Les câbles de Notre Dame

La fête de Notre Dame du Carmel est liée à la dévotion du scapulaire : un câble vers le Ciel, selon la métaphore filée par l'auteur de cet article.

Notre Dame a fait fleurir l’ascétisme sur le massif volcanique du Carmel, et atteindre les sommets de la contemplation et du martyre en Europe. « Étoile de la mer », elle a été choisie, dans plusieurs pays, comme patronne des marins. « La dévotion à la bienheureuse Vierge du Mont Carmel est indiquée comme modèle de prière, de contemplation et de dévotion à Dieu » (Benoît XVI, Angélus, 16/07/2006).

Honorée surtout par les ordres carmélitains, sa dévotion s’est diffusée, depuis le 16e siècle, par le port de son scapulaire :un signe du lien filial entre la Sainte Vierge « et les fidèles qui se confient totalement à sa protection, qui ont recours à son intercession maternelle, qui sont conscients de la primauté de la vie spirituelle et de la nécessité de la prière » (Directoire sur la piété populaire, 2001 §205).

En France, cette dévotion s’est intensifiée avec les premières communautés parisiennes au Faubourg Saint-Jacques (1604) et à Saint-Joseph de Vaugirard (1620). Par la suite, suivant la tradition de la promesse faite au moyen-âge, des tableaux montrent Marie offrant le scapulaire aux fidèles. Dans le Jura, la cathédrale de Saint-Claude garde une toile baroque anonyme (vers 1680), qui associe encore le scapulaire à l’économie du salut, en le présentant entouré des mystères du rosaire marial.

le chapelet est comparable à une « chaîne », qui nous relie au Christ, à sa Sainte Mère et à nos frères

On a pu comparer le chapelet à une « chaîne », qui nous relie au Christ, à sa Sainte Mère et à nos frères ; près de notre cœur, le scapulaire nous rapproche aussi de la tendre protection de la Toute-Sainte. Des liens qui apportent assurance, comme dans l’alpinisme ou les transports, et qui sont un levier de liberté. Notre Dame, dans son oui à l’Amour de Dieu, est reine de liberté : « l'icône la plus parfaite de la liberté et de la libération de l'humanité et du cosmos » (St Jean-Paul II, enc.
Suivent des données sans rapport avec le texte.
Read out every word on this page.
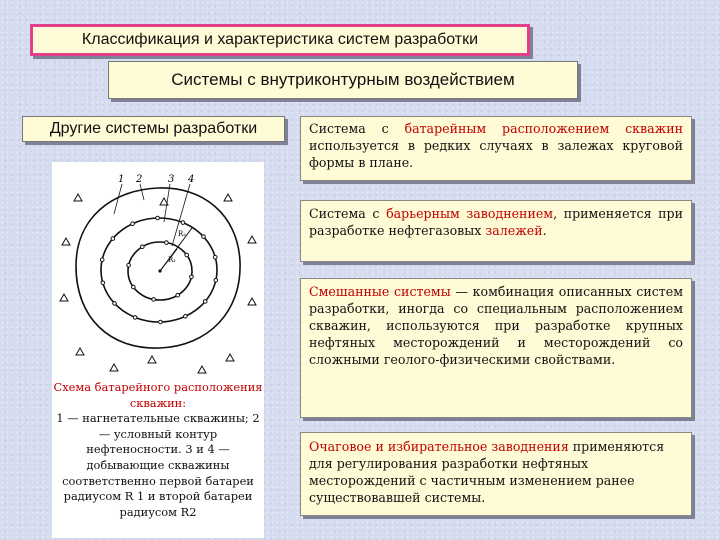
Классификация и характеристика систем разработки
Системы с внутриконтурным воздействием
Другие системы разработки	Система с батарейным расположением скважин используется в редких случаях в залежах круговой формы в плане.
Система с барьерным заводнением, применяется при разработке нефтегазовых залежей.
Смешанные системы — комбинация описанных систем разработки, иногда со специальным расположением скважин, используются при разработке крупных нефтяных месторождений и месторождений со сложными геолого-физическими свойствами.
Очаговое и избирательное заводнения применяются для регулирования разработки нефтяных месторождений с частичным изменением ранее существовавшей системы.
1 2	3 4
R₁
R₂
Схема батарейного расположения скважин:
1 — нагнетательные скважины; 2 — условный контур нефтеносности. 3 и 4 — добывающие скважины соответственно первой батареи радиусом R 1 и второй батареи радиусом R2
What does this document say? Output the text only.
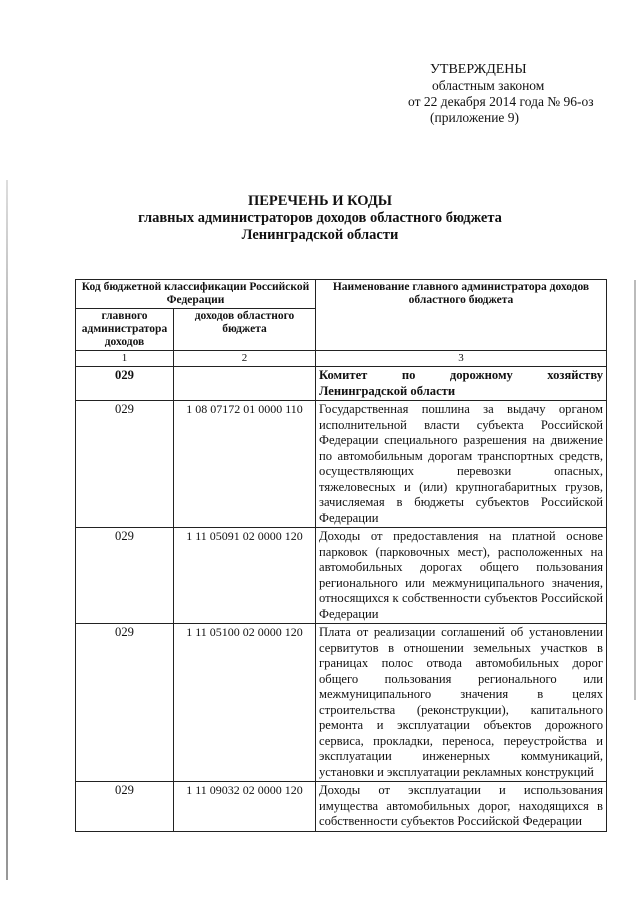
УТВЕРЖДЕНЫ
областным законом
от 22 декабря 2014 года № 96-оз
(приложение 9)
ПЕРЕЧЕНЬ И КОДЫ
главных администраторов доходов областного бюджета
Ленинградской области
Код бюджетной классификации Российской Федерации		Наименование главного администратора доходов областного бюджета
главного администратора доходов	доходов областного бюджета	
1	2	3
029		Комитет по дорожному хозяйству
Ленинградской области
029	1 08 07172 01 0000 110	Государственная пошлина за выдачу органом исполнительной власти субъекта Российской Федерации специального разрешения на движение по автомобильным дорогам транспортных средств, осуществляющих перевозки опасных, тяжеловесных и (или) крупногабаритных грузов, зачисляемая в бюджеты субъектов Российской Федерации
029	1 11 05091 02 0000 120	Доходы от предоставления на платной основе парковок (парковочных мест), расположенных на автомобильных дорогах общего пользования регионального или межмуниципального значения, относящихся к собственности субъектов Российской Федерации
029	1 11 05100 02 0000 120	Плата от реализации соглашений об установлении сервитутов в отношении земельных участков в границах полос отвода автомобильных дорог общего пользования регионального или межмуниципального значения в целях строительства (реконструкции), капитального ремонта и эксплуатации объектов дорожного сервиса, прокладки, переноса, переустройства и эксплуатации инженерных коммуникаций, установки и эксплуатации рекламных конструкций
029	1 11 09032 02 0000 120	Доходы от эксплуатации и использования имущества автомобильных дорог, находящихся в собственности субъектов Российской Федерации
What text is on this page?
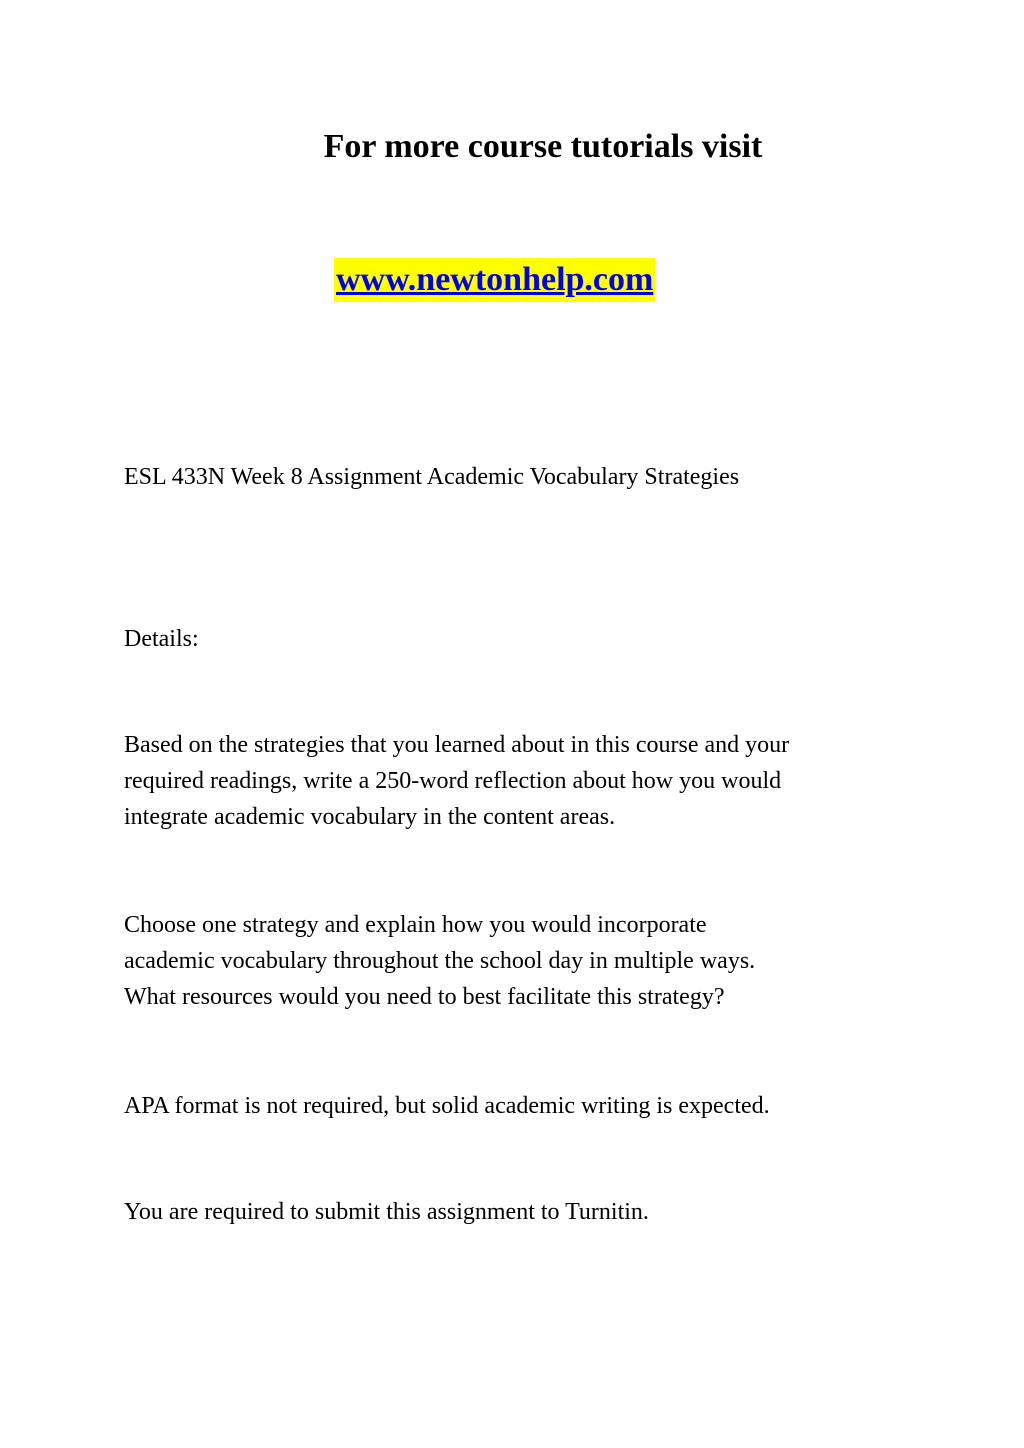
For more course tutorials visit
www.newtonhelp.com
ESL 433N Week 8 Assignment Academic Vocabulary Strategies
Details:
Based on the strategies that you learned about in this course and your
required readings, write a 250-word reflection about how you would
integrate academic vocabulary in the content areas.
Choose one strategy and explain how you would incorporate
academic vocabulary throughout the school day in multiple ways.
What resources would you need to best facilitate this strategy?
APA format is not required, but solid academic writing is expected.
You are required to submit this assignment to Turnitin.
La Mère du Rédempteur §37) ; « elle a pleinement atteint cet état de liberté royale qui est propre aux disciples du Christ : servir, ce qui veut dire régner ! » (ibidem§41).

Marie nous revêt de sa liberté persévérante ; son manteau nous protège de Satan.

Le scapulaire du Carmel est devenu dévotion universelle, témoin de la confiance en Marie, qui prie pour nous à chaque instant « et jusqu’à l’heure de notre mort ». Dans sa simplicité, c’est le symbole d’un habit : celui de la grâce du Christ, de la veste des noces éternelles. Marie nous revêt de sa liberté persévérante ; son manteau nous protège de Satan. « Le signe du Scapulaire constitue une synthèse éloquente de la spiritualité mariale…, un trésor pour toute l'Église » (St Jean-Paul II, Message, 25/03/2001). Il engage à la prière, à l’exercice des vertus ; il stimule à fréquenter avec fruit les sacrements, à déployer la miséricorde ; il rappelle la grâce de la persévérance finale.

Notre Dame fait partie des serviteurs humbles, qui trouvent leur fierté dans l’obéissance loyale ; elle est proche des « pauvres », y compris des pécheurs, qui n’arrivent pas toujours à suivre le rythme du salut. « Aide-nous à conserver des mains innocentes et un cœur pur, à ne pas mentir et à ne pas médire sur notre prochain » (pape François, tweet, 16/07/2020).

Le long pèlerinage de la foi, entre le baptême et la gloire, n’est pas une expédition solitaire, mais un chemin solidaire. Autour du Christ, Pionnier et Performateur du salut (Hébreux, 12, 2), les saints nous épaulent. Marie, par l’élan libérateur de sa foi, nous rapproche et de Dieu et des hommes. Elle collabore au salut par son adhésion volontaire. « De l'Annonciation à la Pentecôte, Marie de Nazareth apparaît comme la personne dont la liberté est totalement disponible à la volonté de Dieu » (Benoît XVI, exh. Le Sacrement de la charité §33).

Au milieu du pèlerinage terrestre, le chrétien rencontre le péché, la lutte, le doute ; les objets visibles de dévotion rappellent, à la lumière de la foi, que telles vicissitudes ne sont pas le fruit d’un hasard cruel : « cette complexité peut être traversée par le nerf de l'amour de Dieu, par ce câble, robuste et indestructible, qui relie notre vie sur terre à la vie définitive dans la Patrie » (St Josémaria, Quand le Christ passe §177). Nous essayons de faire l’expérience singulière de ce rapprochement.